Numbers matter, so here are a few to ponder. 3, 6, 12, 52. All are approximate, even a little arbitrary-give or take a few digits. But each needs to be considered as we bemoan the state and fate of theKingdom of Nepal.
The first is the number of months that the country has been under a state of emergency. Three months, 90 days, one-quarter of a year. If you're an insect, that's a long time, possibly a generation or six. For us Homo sapiens, it's barely a blink of our bloodshot eyes.
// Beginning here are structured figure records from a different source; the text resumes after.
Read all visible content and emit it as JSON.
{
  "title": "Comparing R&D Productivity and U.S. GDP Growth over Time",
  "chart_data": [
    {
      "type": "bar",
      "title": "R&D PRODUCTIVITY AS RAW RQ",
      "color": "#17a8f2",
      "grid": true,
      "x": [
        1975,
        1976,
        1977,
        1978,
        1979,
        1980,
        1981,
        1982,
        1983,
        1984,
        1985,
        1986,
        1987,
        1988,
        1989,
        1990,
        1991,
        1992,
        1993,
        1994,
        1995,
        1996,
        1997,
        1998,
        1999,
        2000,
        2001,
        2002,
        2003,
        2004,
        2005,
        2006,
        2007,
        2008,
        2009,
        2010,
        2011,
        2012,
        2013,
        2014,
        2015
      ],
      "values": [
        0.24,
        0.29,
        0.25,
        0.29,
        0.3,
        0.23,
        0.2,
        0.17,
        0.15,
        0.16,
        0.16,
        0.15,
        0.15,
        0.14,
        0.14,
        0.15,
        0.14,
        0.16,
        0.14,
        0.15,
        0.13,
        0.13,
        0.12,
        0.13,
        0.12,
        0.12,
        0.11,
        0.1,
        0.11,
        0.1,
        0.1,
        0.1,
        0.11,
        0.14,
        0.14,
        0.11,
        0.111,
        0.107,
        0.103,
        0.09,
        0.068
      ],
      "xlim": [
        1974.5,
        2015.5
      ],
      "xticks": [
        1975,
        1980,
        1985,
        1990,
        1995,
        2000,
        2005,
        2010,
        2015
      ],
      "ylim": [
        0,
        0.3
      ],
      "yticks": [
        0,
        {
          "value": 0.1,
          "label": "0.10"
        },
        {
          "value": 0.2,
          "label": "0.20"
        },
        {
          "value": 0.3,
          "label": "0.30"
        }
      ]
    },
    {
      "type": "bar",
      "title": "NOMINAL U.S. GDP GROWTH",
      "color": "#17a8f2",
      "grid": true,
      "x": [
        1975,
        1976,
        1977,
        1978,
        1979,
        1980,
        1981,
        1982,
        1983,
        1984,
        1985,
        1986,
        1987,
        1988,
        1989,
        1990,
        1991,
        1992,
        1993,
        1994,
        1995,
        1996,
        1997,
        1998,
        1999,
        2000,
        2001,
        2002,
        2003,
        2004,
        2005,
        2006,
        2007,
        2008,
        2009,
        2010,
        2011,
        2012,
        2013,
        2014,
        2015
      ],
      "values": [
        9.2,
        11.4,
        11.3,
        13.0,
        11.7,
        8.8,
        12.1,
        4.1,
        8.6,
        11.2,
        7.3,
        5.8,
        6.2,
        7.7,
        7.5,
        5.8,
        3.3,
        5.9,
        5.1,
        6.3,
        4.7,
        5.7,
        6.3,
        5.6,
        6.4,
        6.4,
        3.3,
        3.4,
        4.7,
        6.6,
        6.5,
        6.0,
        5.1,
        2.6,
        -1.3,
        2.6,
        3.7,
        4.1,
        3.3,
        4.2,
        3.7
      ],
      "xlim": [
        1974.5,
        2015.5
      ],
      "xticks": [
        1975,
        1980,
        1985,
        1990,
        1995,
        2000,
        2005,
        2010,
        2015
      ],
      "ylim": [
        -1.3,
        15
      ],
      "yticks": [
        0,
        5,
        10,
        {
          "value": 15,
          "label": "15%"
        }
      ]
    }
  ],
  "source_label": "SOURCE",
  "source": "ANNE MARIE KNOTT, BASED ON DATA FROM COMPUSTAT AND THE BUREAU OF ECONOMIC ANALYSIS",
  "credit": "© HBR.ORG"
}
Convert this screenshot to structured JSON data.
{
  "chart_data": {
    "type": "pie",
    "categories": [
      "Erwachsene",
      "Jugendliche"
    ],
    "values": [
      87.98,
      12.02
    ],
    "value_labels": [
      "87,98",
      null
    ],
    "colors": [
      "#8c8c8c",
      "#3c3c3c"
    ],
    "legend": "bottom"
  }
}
Six is the number of years that Nepal's Maoists have been battling for their particular version of utopia. They fired their first shots-as if we could forget-on 13 February, 1996. That may seem a long time ago but it wasn't. It was less than a decade, a third of a generation in human terms-six governments ago, if you count the caretaker administration formed before the last general election.
Measuring such a devastating revolt in years or months, then declaring it short, may seem callous when you look at the cost in lives and lost opportunity for development, but it should focus the mind.
As for 12, that's the number of years since the officially approved start of the democracy movement in Nepal-7 Falgun, 2046, now observed as Democracy Day. It's not much of a trial period, let alone a chance to really give something a good, meaningful go before pronouncing it unworkable.
The Maoists only waited six years and war is being waged against them. Who then can say that twelve years is adequate time to sit in judgement of an unwieldy yet appropriate system of organisation that was wisely described once as the "least worst" way to govern society? Not I.
Finally, there's 51, an approximate measure of the years that have passed since Nepalis were more or less quit of the cynical and corrupt oligarchy that had ruled since the Kot massacre of 1846. It's been just over half-a-century since this country started striving to be a nation-state in the modern sense. "Striving" is the key word. Accountable government, transparent relations between citizens and state, rights, responsibilities, none of these things happen quickly or by fiat. They took centuries to arrive in the west, where regimes and other centres of power like the Catholic Church spent those dark ages before the flowering of democracy making mistakes and bullying the populace. There were revolutions galore, philosophical discourse ad naseum and countless attempts and failures to reform.
None of this is an attempt to excuse failure or provide empty comfort. Nor should any sense of urgency be lessened by awareness of time and how long it takes to bring meaningful change to a bad situation. But isn't it worth keeping in mind that in the overall of march of political events around the world, Nepal is a fledgling democracy, however beleaguered?
I submit that this land, full of strong, resilient people of good will, needs to be given time to deal with its problems and decide on its approach to modernity and development.
Development, as defined by the aidocracy that exercises such influence here, is partly to blame. Countries that took centuries to develop politically and economically throw promiscuous amounts of money into places that have barely emerged from the shadow of colonialism or autocracy.
Experts on short assignments, and their political masters at home, demand quick results, quick fixes, in short, unsustainable solutions to deeply rooted, often-ancient problems. Lately, they even impose political imperatives spawned in overseas think tanks, or appealing to electorates half a world away and irrelevant at ground zero in Nepal. Measuring "human development" year on year is a good example of this. A worthy exercise up to a point, but largely unconnected to the self-evident notion that reform and improvement happen over varying and usually long periods of time.
So too the demands of democratic politics tarnish and diminish the search for meaningful change. Getting elected and staying in power are imperatives measured in days and weeks, not in the decades and generations needed for real improvement in the lot of the people. Yet don't forget, no better system has emerged to date.
And finally, there's my own lot, the media. We have a lot to answer for. We compress time into minutes and-spurred by competition and relentless demand for "fresh content"-hurl each newly apparent bit of information into the void. It all impacts upon the perception that things are poorly, and getting worse with no hope in sight. Until it heaves into view, that is, and I'm sure it will. Given time.
The gift of time is exceedingly precious, no more so than in a place like Nepal, starved of context and perspective in a modern age that seems doomed to repeat the countless errors of the past.